Computable error bounds for quasi-Monte Carlo using points with non-negative local discrepancy

TL;DR

This paper develops computable, non-asymptotic bounds for quasi-Monte Carlo integration using points with non-negative local discrepancy, extending classical results to higher dimensions and digital nets, with implications for high-dimensional numerical integration.

Contribution

It introduces methods to obtain computable upper and lower bounds for integrals using NNLD and NPLD points, generalizes Gabai's findings to digital nets in any dimension, and constructs high-dimensional NNLD lattice rules.

Findings

Derived non-asymptotic computable bounds for integrals.

Extended Gabai's NNLD property to digital nets in any dimension.

Constructed high-dimensional NNLD lattice rules with specific discrepancy properties.

Abstract

Let $f:[0,1]^d\to\mathbb{R}$ be a completely monotone integrand as defined by Aistleitner and Dick (2015) and let points $\boldsymbol{x}_0,\dots,\boldsymbol{x}_{n-1}\in[0,1]^d$ have a non-negative local discrepancy (NNLD) everywhere in $[0,1]^d$. We show how to use these properties to get a non-asymptotic and computable upper bound for the integral of $f$ over $[0,1]^d$. An analogous non-positive local discrepancy (NPLD) property provides a computable lower bound.

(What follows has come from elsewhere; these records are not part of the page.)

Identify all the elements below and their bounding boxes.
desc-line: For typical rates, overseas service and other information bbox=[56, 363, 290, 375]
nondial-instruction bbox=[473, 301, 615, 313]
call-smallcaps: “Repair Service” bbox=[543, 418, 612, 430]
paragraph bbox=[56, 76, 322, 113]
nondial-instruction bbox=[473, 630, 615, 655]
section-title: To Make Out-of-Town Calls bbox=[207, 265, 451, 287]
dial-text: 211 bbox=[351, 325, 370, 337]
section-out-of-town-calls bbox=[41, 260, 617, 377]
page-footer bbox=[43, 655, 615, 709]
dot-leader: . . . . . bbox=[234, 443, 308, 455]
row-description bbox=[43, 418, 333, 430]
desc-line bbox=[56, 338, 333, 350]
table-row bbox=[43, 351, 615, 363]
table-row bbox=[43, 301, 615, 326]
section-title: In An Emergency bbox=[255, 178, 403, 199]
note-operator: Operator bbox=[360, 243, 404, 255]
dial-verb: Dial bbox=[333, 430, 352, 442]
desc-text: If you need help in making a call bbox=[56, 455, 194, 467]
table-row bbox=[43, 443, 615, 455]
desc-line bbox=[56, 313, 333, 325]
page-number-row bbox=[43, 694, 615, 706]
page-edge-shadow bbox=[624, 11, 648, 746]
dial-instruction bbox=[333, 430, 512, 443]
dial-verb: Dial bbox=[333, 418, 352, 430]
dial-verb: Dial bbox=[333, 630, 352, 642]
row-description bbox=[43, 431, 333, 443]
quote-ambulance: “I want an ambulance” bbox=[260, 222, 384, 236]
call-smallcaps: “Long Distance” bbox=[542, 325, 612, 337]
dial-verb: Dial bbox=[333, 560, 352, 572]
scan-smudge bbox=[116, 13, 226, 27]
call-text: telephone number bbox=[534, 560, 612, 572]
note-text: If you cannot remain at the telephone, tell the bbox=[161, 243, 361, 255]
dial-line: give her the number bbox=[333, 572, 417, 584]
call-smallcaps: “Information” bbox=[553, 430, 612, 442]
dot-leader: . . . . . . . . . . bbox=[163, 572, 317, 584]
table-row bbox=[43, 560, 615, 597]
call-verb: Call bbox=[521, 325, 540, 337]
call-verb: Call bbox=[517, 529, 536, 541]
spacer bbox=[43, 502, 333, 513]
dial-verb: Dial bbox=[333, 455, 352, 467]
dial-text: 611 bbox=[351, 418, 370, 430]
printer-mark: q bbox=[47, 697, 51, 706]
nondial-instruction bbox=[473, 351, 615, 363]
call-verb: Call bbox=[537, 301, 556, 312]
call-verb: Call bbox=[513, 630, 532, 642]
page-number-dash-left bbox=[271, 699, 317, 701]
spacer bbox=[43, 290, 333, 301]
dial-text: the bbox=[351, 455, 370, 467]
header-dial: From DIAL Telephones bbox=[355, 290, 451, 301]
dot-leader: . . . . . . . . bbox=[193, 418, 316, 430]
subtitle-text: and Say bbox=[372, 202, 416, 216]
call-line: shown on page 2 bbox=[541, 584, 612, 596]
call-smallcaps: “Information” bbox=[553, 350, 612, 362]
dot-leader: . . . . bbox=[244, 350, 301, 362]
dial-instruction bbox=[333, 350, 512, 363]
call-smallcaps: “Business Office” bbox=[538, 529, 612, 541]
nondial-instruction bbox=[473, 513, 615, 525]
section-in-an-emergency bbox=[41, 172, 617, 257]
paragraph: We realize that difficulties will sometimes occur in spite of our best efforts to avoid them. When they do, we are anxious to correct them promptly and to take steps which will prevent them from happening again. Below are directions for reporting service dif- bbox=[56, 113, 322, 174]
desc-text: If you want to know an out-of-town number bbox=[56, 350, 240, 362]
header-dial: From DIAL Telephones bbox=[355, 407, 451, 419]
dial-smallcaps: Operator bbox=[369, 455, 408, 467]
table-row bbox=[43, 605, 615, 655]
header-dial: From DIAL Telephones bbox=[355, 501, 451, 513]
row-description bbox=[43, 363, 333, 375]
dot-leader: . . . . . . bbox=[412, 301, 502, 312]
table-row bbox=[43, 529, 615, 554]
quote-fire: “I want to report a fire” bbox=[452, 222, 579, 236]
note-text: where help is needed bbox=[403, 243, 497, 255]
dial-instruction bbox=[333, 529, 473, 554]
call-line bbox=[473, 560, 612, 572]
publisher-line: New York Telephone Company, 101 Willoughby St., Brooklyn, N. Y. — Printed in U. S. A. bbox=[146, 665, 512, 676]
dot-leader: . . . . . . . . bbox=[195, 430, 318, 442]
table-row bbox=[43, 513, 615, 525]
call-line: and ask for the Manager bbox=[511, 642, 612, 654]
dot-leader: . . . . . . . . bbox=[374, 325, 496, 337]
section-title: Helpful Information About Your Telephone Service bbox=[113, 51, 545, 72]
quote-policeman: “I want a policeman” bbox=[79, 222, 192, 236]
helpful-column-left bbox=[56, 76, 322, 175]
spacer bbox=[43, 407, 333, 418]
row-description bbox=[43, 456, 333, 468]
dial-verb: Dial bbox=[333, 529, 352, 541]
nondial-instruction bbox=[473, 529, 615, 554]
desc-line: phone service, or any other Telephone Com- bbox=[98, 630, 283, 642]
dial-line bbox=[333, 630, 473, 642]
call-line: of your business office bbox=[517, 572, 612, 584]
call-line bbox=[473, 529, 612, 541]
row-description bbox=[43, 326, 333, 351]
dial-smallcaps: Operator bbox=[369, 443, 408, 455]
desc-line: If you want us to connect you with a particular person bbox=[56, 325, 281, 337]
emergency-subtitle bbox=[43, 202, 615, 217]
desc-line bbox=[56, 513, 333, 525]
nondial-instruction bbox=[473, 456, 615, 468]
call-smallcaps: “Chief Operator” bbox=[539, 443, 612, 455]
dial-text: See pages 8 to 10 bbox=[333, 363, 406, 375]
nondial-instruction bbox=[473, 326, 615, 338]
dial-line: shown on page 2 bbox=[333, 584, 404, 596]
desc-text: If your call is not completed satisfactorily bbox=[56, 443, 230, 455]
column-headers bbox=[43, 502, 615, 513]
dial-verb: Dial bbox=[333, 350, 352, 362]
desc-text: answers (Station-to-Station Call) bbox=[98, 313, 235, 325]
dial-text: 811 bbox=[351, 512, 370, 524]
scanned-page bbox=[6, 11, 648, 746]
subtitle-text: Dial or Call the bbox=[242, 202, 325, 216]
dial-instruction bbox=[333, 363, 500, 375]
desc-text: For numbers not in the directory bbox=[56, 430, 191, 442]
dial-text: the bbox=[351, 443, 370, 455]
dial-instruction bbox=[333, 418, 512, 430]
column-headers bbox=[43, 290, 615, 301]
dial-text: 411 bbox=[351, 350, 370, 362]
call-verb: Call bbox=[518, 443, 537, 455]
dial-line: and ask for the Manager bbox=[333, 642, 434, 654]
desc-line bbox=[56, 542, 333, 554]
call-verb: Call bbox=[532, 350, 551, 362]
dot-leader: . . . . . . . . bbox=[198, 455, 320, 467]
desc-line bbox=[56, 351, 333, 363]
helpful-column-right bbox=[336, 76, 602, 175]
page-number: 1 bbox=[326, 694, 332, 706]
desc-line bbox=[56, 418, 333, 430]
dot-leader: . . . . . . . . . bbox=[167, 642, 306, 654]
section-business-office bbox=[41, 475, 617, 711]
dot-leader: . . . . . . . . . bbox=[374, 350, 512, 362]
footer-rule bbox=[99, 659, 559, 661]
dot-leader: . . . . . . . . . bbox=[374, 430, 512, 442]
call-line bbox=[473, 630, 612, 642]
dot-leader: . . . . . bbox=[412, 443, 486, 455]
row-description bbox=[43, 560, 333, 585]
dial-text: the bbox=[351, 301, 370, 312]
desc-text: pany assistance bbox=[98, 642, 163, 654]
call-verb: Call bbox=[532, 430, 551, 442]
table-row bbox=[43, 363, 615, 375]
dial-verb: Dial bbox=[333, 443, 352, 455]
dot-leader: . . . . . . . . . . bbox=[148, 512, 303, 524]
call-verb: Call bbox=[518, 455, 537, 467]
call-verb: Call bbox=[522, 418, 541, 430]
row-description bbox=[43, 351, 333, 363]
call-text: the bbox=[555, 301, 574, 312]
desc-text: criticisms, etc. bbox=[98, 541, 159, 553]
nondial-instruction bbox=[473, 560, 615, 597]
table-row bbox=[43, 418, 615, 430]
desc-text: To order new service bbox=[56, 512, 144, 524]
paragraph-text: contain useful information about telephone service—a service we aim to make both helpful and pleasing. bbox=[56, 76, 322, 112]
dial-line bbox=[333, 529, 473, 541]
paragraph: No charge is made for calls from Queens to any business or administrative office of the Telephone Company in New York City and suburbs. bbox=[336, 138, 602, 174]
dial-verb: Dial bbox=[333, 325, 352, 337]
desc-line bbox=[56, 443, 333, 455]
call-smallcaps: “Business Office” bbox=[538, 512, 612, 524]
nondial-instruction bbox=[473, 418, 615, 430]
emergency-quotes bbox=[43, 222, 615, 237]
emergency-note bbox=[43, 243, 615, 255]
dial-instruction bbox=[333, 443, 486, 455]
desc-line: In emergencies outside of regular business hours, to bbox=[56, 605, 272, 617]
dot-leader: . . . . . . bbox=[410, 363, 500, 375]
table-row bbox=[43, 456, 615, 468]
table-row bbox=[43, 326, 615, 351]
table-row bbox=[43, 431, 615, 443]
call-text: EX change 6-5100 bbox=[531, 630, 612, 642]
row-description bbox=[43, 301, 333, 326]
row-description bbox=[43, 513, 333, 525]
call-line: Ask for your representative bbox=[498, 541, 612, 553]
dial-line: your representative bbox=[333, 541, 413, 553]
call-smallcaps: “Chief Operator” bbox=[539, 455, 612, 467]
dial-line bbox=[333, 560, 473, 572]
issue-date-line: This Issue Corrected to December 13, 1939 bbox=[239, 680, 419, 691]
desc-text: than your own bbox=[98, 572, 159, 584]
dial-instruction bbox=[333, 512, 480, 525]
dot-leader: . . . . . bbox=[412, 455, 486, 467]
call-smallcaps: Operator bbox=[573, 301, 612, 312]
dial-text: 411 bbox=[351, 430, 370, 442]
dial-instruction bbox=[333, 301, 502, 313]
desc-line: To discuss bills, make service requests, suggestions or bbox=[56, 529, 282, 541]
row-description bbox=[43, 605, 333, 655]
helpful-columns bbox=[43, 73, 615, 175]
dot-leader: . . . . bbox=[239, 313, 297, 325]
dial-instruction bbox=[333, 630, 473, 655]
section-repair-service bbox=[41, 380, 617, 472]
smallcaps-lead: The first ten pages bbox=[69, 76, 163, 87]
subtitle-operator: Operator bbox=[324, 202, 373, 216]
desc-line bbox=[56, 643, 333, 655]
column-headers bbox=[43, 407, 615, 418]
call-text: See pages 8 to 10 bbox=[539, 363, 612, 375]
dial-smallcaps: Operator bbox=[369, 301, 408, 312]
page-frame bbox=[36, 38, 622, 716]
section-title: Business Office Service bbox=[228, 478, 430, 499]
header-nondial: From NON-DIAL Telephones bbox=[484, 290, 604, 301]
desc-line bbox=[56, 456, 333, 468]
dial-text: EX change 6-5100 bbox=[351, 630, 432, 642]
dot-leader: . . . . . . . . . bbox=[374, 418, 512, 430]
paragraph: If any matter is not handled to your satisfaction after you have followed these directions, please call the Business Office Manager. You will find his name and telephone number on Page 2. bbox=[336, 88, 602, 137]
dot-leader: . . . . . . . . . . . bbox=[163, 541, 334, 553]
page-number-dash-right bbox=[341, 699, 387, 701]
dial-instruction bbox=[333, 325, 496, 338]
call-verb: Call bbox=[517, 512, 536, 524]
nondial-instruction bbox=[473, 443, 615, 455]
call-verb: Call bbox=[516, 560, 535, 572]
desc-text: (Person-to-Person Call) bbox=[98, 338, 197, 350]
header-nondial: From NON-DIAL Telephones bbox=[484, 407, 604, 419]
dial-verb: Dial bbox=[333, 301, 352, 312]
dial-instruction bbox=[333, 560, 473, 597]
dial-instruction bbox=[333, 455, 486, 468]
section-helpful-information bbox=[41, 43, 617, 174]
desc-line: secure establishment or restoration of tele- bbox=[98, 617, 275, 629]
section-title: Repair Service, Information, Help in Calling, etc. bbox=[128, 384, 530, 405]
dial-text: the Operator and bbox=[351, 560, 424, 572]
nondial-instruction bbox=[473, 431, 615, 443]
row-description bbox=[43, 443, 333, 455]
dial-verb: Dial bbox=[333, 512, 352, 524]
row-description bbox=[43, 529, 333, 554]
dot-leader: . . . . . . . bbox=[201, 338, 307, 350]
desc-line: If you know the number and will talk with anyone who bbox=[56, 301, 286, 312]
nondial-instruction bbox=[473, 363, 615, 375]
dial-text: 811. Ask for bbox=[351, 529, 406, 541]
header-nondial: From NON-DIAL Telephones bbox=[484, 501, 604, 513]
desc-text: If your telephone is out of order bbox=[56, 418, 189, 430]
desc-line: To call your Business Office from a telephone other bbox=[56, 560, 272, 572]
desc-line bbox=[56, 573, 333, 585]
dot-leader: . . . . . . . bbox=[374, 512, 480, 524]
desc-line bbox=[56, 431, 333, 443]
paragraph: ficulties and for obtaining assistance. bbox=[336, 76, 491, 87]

It has been known since Gabai (1967) that the two dimensional Hammersley points in any base $b\ge2$ have non-negative local discrepancy. Using the probabilistic notion of associated random variables, we generalize Gabai's finding to digital nets in any base $b\ge2$ and any dimension $d\ge1$ when the generator matrices are permutation matrices. We show that permutation matrices cannot attain the best values of the digital net quality parameter when $d\ge3$. As a consequence the computable absolutely sure bounds we provide come with less accurate estimates than the usual digital net estimates do in high dimensions. We are also able to construct high dimensional rank one lattice rules that are NNLD. We show that those lattices do not have good discrepancy properties: any lattice rule with the NNLD property in dimension $d\ge2$ either fails to be projection regular or has all its points on the main diagonal. Complete monotonicity is a very strict requirement that for some integrands can be mitigated via a control variate.